Tata Tertib Pelaksanaan Tes Kompetensi Dasar IPDN

 Info Penerimaan Praja, Penerimaan Praja IPDN 2016

Berikut ini adalah Peraturan Kepala Badan Kepegawaian Negara Nomer 29 Tahun 2014 Tentang Standar Operasional Prosedur Pelaksanaan Tes Kompetensi Dasar Dengan Sistem CAT.

Silahkan klik juga link diakhir post ini yang sekiranya dapat bermanfaat bagi ada semua.

TATA TERTIB PELAKSANAAN TES KOMPETENSI DASAR DENGAN SISTEM COMPUTER ASSISTED TEST

1. Tata tertib peserta

a. Peserta hadir 60 (enam puluh) menit sebelum tes dimulai.

b. Peserta harus melakukan registrasi dan mendapatkan PIN REGISTRASI dari tim admin aplikasi sebelum TKD dimulai.

c. Peserta wajib mengisi daftar hadir yang telah disiapkan oleh panitia.

d. Tidak ada toleransi keterlambatan untuk mengikuti TKD dan peserta yang terlambat tidak diperkenankan masuk untuk mengikuti tes (dianggap gugur).

e. Peserta wajib membawa KTP dan kartu peserta tes serta menunjukkan kepada panitia.

f. Peserta harus sesuai dengan foto yang ada di kartu peserta.

g. Peserta menggunakan pakaian PUTIH DAN CELANA/ROK HITAM.

h. Peserta memasuki ruang ujian sesuai dengan sesi dan menduduki tempat yang telah ditentukan.

i. Peserta yang terlambat tidak diperkenankan masuk untuk mengikuti tes (dianggap gugur)

j.
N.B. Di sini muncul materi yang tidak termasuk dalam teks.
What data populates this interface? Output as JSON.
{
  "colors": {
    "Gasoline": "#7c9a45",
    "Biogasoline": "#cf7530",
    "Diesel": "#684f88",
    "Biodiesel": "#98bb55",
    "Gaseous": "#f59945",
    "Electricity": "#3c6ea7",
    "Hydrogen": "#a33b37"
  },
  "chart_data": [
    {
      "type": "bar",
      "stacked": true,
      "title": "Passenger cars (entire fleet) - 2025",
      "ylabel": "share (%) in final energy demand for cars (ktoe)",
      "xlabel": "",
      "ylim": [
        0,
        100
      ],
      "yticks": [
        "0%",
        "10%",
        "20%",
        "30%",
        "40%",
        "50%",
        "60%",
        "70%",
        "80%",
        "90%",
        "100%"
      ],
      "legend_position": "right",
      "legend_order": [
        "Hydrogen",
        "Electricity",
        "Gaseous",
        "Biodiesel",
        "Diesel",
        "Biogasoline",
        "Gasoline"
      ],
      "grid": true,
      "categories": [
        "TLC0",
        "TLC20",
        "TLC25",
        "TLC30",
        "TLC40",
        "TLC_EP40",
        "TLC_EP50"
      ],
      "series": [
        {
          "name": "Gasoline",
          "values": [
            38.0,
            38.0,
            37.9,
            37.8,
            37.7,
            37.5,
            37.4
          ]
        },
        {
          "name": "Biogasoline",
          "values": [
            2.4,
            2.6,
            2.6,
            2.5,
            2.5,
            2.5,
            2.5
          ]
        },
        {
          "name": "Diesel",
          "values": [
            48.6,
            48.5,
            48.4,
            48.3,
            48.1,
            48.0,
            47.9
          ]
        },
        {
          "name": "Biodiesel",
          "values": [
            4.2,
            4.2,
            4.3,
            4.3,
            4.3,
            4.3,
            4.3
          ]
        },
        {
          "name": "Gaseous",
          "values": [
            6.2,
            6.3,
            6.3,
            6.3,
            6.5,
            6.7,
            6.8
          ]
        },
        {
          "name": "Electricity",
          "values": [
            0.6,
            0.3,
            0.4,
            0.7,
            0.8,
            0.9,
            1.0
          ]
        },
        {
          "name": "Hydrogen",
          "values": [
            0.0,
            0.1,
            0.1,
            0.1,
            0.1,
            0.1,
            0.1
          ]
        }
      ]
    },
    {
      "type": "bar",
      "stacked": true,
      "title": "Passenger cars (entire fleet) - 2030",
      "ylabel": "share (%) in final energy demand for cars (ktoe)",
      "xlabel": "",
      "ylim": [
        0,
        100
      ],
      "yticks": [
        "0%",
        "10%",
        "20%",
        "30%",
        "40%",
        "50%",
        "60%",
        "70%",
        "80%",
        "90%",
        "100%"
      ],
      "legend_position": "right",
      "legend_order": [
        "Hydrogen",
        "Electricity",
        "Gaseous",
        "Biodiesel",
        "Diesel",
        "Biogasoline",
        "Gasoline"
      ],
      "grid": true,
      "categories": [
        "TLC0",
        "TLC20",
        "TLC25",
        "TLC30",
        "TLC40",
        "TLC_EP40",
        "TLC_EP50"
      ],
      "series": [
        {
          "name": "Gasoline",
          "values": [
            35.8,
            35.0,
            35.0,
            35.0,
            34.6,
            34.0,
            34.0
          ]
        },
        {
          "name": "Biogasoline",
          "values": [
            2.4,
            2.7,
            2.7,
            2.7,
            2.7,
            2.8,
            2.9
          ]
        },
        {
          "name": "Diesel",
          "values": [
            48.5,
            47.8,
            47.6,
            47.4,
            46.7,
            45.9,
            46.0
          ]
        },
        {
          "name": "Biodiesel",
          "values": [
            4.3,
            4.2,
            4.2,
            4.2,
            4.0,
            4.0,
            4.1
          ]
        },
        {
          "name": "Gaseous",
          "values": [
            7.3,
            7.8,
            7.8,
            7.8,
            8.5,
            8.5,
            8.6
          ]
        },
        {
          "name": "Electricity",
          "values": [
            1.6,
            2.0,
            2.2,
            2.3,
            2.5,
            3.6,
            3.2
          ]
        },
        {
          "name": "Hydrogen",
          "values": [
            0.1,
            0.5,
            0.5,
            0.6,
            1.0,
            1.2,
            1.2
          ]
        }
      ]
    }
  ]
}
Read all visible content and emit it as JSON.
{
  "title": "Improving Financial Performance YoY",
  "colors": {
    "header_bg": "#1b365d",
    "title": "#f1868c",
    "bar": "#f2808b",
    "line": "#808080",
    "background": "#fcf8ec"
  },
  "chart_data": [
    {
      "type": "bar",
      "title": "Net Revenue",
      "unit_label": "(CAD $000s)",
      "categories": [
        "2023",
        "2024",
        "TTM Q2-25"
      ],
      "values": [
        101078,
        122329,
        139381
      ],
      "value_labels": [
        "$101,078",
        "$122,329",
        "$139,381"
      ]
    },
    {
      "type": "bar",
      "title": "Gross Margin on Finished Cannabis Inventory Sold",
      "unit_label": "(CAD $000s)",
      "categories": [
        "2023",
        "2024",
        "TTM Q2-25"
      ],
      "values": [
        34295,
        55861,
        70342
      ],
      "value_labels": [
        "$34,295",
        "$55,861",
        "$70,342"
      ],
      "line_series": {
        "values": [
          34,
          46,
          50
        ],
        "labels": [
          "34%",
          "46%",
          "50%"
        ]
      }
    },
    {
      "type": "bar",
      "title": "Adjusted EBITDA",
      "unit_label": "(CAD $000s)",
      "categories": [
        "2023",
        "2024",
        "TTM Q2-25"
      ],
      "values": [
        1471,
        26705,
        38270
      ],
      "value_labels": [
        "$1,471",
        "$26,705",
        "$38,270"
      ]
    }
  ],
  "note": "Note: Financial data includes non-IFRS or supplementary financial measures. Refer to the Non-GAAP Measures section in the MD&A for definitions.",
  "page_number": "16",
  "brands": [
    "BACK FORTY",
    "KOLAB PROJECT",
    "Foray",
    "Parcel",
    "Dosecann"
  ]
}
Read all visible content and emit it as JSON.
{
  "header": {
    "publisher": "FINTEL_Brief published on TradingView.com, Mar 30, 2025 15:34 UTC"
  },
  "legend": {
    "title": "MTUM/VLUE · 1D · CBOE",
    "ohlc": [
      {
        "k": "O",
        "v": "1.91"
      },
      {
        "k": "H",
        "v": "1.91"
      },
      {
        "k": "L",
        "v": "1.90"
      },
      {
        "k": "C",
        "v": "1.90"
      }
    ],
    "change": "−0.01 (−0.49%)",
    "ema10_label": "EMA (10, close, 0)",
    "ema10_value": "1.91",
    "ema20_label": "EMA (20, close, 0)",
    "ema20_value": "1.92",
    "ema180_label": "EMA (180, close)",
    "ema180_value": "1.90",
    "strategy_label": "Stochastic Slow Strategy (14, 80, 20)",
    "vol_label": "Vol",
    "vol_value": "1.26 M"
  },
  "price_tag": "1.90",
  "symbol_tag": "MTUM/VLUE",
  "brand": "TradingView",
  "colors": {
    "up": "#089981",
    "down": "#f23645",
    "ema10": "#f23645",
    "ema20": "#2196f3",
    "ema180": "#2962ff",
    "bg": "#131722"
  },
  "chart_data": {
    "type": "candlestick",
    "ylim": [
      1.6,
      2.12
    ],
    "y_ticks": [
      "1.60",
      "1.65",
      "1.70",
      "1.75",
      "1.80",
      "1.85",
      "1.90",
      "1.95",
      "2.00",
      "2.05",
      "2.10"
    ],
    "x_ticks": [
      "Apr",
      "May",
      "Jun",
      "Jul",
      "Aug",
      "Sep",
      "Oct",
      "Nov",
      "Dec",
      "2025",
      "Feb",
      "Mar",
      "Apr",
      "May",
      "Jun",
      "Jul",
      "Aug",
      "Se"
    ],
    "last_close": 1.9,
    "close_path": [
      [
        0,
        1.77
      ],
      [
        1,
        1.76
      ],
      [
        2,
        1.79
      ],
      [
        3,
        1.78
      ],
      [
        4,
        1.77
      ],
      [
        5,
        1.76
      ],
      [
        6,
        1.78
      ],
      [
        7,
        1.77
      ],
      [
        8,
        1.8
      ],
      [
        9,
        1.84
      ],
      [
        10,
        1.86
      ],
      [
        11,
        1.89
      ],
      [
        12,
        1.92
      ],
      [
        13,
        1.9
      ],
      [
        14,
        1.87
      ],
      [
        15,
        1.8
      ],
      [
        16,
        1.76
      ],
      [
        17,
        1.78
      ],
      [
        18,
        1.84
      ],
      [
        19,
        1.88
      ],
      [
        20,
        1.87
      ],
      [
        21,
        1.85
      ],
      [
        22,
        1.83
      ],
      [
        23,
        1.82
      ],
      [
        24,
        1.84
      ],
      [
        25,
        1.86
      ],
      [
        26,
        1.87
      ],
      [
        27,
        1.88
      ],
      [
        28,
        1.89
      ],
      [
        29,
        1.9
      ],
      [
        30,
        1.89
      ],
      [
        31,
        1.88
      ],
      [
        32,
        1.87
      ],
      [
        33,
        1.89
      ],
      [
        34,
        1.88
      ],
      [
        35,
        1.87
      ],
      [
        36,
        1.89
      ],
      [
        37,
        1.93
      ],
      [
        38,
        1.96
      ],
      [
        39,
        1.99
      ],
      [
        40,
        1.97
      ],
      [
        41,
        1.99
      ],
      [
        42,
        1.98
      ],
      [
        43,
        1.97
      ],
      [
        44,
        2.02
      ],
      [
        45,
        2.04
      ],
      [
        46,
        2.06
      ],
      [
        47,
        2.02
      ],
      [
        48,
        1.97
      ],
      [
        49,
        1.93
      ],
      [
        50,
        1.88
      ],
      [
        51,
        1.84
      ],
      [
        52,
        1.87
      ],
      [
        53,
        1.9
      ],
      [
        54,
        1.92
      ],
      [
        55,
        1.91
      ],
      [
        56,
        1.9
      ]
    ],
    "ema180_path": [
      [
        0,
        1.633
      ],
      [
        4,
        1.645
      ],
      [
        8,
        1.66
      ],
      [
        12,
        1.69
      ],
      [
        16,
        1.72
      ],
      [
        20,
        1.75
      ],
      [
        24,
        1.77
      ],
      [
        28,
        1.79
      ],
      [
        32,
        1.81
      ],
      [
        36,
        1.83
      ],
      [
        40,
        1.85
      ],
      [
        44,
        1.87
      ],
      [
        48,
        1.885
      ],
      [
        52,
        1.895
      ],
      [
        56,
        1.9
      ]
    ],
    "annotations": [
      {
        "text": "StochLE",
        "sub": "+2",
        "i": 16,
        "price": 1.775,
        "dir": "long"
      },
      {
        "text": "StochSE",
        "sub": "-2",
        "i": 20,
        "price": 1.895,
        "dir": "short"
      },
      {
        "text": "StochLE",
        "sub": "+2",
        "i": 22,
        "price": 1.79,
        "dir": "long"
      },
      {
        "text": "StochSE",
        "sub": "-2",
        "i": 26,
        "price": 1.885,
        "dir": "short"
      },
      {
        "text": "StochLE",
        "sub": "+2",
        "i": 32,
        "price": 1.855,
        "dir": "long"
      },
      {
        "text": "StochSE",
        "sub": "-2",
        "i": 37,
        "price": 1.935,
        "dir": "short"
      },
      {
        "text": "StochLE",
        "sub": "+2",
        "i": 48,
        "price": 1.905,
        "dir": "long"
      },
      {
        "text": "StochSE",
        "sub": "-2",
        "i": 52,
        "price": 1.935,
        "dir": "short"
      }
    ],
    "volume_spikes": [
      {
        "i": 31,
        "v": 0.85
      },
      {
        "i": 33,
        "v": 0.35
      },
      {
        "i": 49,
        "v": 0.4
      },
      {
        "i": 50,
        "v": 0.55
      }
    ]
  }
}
Peserta hanya diperbolehkan membawa kartu peserta, KTP dan alat tulis berupa pensil ke dalam ruang tes.

k. Peserta di dalam ruang tes dilarang membawa : 1) buku – buku dan catatan lainnya. 2) kalkulator, telepon genggam (HP), kamera dalam bentuk apapun, jam tangan, bolpoint. 3) makanan dan minuman. 4) senjata api/tajam atau sejenisnya.

l. Peserta dilarang : 1) bertanya/berbicara dengan sesama peserta tes; 2) menerima/memberikan sesuatu dari/kepada peserta lain tanpa seijin panitia selama ujian; 3) keluar ruangan, kecuali memperoleh ijin dari panitia; 4) merokok dalam ruangan tes.

m. Peserta dilarang menggunakan komputer selain untuk aplikasi CAT.

n. Peserta yang telah selesai ujian dapat meninggalkan tempat ujian secara tertib.

2. Sanksi

a. Sanksi yang diberikan bagi pelanggar tata tertib huruf (l) berupa teguran lisan oleh panitia sampai dibatalkan sebagai peserta tes.

b. Peserta tes yang melanggar tata tertib dianggap gugur dan dikeluarkan dari ruangan tes.

3. Lain-lain

Hal – hal lain yang belum tercantum dalam tata tertib ini akan di atur kemudian dan merupakan tata tertib tambahan yang langsung disahkan.